Note that I did say calendar year. In my career working with LOSAP, I have run across a couple instances where points were being kept on a non-calendar year. In New York State, the points must be tracked on a calendar year.
But ultimately, who is responsible for tracking the activities of the firefighters, and the resulting points? According the General Municipal Law §219-a(2)(b), the fire company has that responsibility:
It shall be the responsibility of each participating volunteer fire company to maintain all required records on forms prescribed by the governing board of such political subdivision of the state
Keep in mind that the terms "fire company" and "fire department" tend to be used interchangeably, so don't get bogged down in the technical difference.
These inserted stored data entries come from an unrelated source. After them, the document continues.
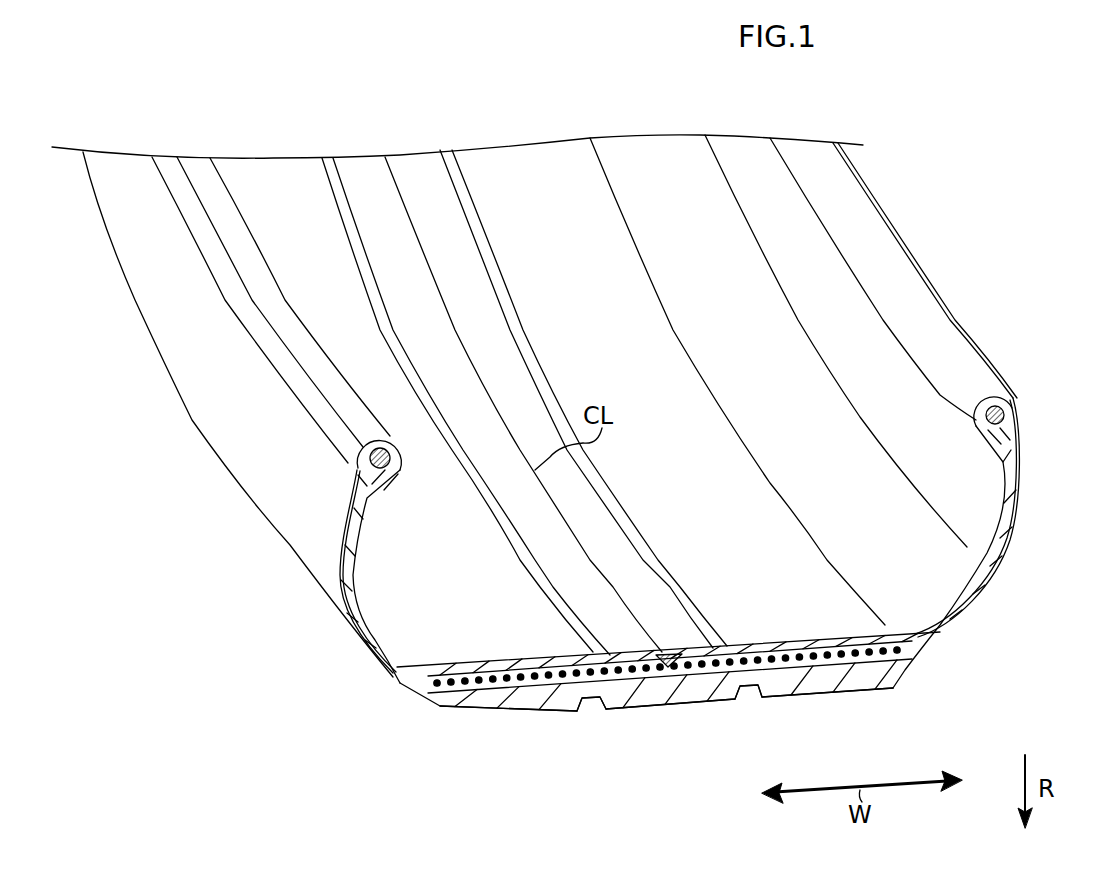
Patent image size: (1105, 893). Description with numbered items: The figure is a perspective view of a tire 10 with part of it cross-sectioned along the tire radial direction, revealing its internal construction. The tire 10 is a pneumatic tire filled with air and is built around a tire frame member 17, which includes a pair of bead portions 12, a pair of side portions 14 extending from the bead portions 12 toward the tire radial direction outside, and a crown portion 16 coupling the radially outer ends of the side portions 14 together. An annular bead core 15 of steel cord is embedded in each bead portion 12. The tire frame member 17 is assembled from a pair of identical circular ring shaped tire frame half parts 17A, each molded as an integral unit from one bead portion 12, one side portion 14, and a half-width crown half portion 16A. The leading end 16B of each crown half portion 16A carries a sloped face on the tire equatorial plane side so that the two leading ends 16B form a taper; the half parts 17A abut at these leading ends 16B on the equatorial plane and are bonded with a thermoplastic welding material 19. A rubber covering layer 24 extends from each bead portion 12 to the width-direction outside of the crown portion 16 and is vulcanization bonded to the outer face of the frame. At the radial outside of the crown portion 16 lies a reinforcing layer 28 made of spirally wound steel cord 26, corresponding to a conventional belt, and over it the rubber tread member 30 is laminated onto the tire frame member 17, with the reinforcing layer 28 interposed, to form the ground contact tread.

The tire 10 is at (1013, 112).
The bead portion 12 is at (365, 463).
The side portion 14 is at (347, 605).
The bead core 15 is at (382, 468).
The crown portion 16 is at (640, 677).
The crown half portion 16A is at (573, 665).
The leading end 16B is at (620, 660).
The tire frame member 17 is at (584, 351).
The tire frame half part 17A is at (588, 90).
The thermoplastic welding material 19 is at (668, 657).
The covering layer 24 is at (340, 562).
The cord 26 is at (442, 695).
The reinforcing layer 28 is at (413, 688).
The tread member 30 is at (833, 692).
Ultimately, it is the volunteer organization (company or department) that is responsible to maintain the records. That doesn't mean that the fire company cannot hire a third party to enter the activities into the software - that happens frequently. Or, it is very common for a fire district to task a district employee with the responsibility of entering the activities into the software. Even in these cases, the fire company is still ultimately responsible for the accuracy of the sign-in sheets and other attendance records, and there should be some review process in place to ensure the accuracy of the entry of the records into the software. Certainly, newer technology like finger-print readers and key-fobs improve accuracy since they eliminate most of the manual data entry.
Note also that the governing board of the political subdivision also has responsibility in dictating how activities will be tracked. Often (maybe always) the political subdivision allows the fire company the leeway to make these policy decisions, but ultimately the municipality is the one who has the authority to set those policies.